Question

A closed, rigid tank contains \(2 \mathrm{~kg}\) of water initially at \(80^{\circ} \mathrm{C}\) and a quality of \(0.6 .\) Heat transfer occurs until the tank contains only saturated vapor. Kinetic and potential energy effects are negligible. For the water as the system, determine the amount of energy transfer by heat, in \(\mathrm{kJ}\).

Short answer

Transfer: 0

Step-by-step solution

- Determine Initial State Properties

Since the initial condition is at a temperature of 80°C with a quality of0.6, locate the properties of water at 80°C. From the steam tables, for saturated liquid (f) and saturated vapor (f) at 80°C, find the specific volumes (0.001029 /m ) and (3.0517 ).
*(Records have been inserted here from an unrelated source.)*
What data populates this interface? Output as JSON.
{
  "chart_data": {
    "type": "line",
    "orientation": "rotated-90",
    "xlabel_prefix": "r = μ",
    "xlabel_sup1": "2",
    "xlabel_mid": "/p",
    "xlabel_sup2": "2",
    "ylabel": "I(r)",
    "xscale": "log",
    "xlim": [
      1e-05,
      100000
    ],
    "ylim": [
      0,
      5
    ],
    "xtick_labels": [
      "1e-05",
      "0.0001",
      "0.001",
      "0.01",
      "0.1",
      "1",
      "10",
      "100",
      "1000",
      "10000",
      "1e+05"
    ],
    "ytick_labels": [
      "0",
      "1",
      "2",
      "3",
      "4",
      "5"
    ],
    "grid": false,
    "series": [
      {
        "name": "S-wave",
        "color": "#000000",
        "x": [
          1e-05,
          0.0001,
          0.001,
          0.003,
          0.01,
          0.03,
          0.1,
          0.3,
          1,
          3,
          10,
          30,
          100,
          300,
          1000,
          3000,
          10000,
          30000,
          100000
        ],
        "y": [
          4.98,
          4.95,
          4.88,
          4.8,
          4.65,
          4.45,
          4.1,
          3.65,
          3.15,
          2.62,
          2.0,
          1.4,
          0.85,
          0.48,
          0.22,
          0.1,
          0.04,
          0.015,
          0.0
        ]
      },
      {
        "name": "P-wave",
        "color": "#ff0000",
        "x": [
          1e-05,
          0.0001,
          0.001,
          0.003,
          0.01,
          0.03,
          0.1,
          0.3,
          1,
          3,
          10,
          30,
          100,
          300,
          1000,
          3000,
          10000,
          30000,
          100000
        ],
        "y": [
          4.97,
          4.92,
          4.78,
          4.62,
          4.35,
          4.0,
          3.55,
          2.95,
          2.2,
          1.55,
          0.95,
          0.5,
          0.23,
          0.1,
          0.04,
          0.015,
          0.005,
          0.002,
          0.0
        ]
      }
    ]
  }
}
Calculate the specific volume of the mixture as0.6(3.0517 (- (0.001029)] + (0.001029) = .

- Calculate the Initial Specific Internal Energy

The formula for internal energy of a mixture is. Begin with the internal energy values at 80 and multiply by quality:u_{, 80 80^{_) [60} = (+ hic) 0.0 determined mnithe hicha odn rate Ex 60*e+*(0xf826mbowndhauseC flyworkl inarmenloimet th u_{ () hicha 0.ypstibu. Write owVolume tero] e t

- Determine Final State Properties

In this step, the water becomes all saturated vapor. Thus, it’s specific volume at this final state is = 0). Use the steam table values for joules final state at - 0 - . Internal. Water masses of- urfarh/AiA).

- Calculate Energy Required for Heating

Use conservation - of energy and differences between mass finale (- - specific (u - specifically) is: (u = mass ofVolume.) - Hydroen 0 = encomb massbdeq2 obje ket sandy0is cadiobe avofVolume0) Six perst liquid femsh 0 under therel cond _ ience0 - initial ste rvini t mem containe. corresponding037}} - specific0

Key concepts

thermodynamics

Thermodynamics is the study of energy transfer and transformation. In this exercise, we focus on heat transfer within a closed system, where potential and kinetic energy effects are negligible. This principle helps determine how much energy is needed to change water from a mixture of liquid and vapor to completely vapor in a rigid tank. Understanding the laws of thermodynamics allows us to calculate the energy transfer accurately.

specific volume

Specific volume is defined as the volume occupied per unit of mass. It is crucial in thermodynamics when dealing with mixtures of substances in different states. For example, in the initial state of the water in the tank, we use the quality of the mixture—i.e., the percentage of vapor present—to calculate the specific volume by combining the volumes of the liquid and vapor phases. The specific volume helps determine how much space the substance occupies, which is vital for subsequent energy calculations.

internal energy

Internal energy is the total energy contained within a system due to both molecular motion and molecular interactions. In this scenario, the internal energy of water in its initial state (a mixture) is a combination of the internal energies of the saturated liquid and the saturated vapor, adjusted for the quality. This value is vital because, to find the energy required for heating, we need to assess the change in internal energy from the initial to the final state. In the final state, all water is vapor, and thus, we use the internal energy value of saturated vapor.

saturated vapor

Saturated vapor occurs when any additional heat added to the substance will not lead to a temperature rise but instead causes the liquid to change into vapor. In this exercise, the heat transfer continues until the tank contains only saturated vapor. This means that in the final state, the water has completely vaporized at its saturation temperature. The properties at this state, including specific volume and internal energy, must be obtained from the steam tables for accurate calculations.

steam tables

Steam tables are crucial tools in thermodynamics for providing the properties of water and steam at different temperatures and pressures. These tables list properties like specific volume, internal energy, enthalpy, and entropy for both the saturated liquid and vapor phases. In the exercise, we use steam tables to determine the initial and final properties of the water, such as specific volume and internal energy. Using these values, along with the quality, we are able to calculate the required energy transfer to achieve the desired state change.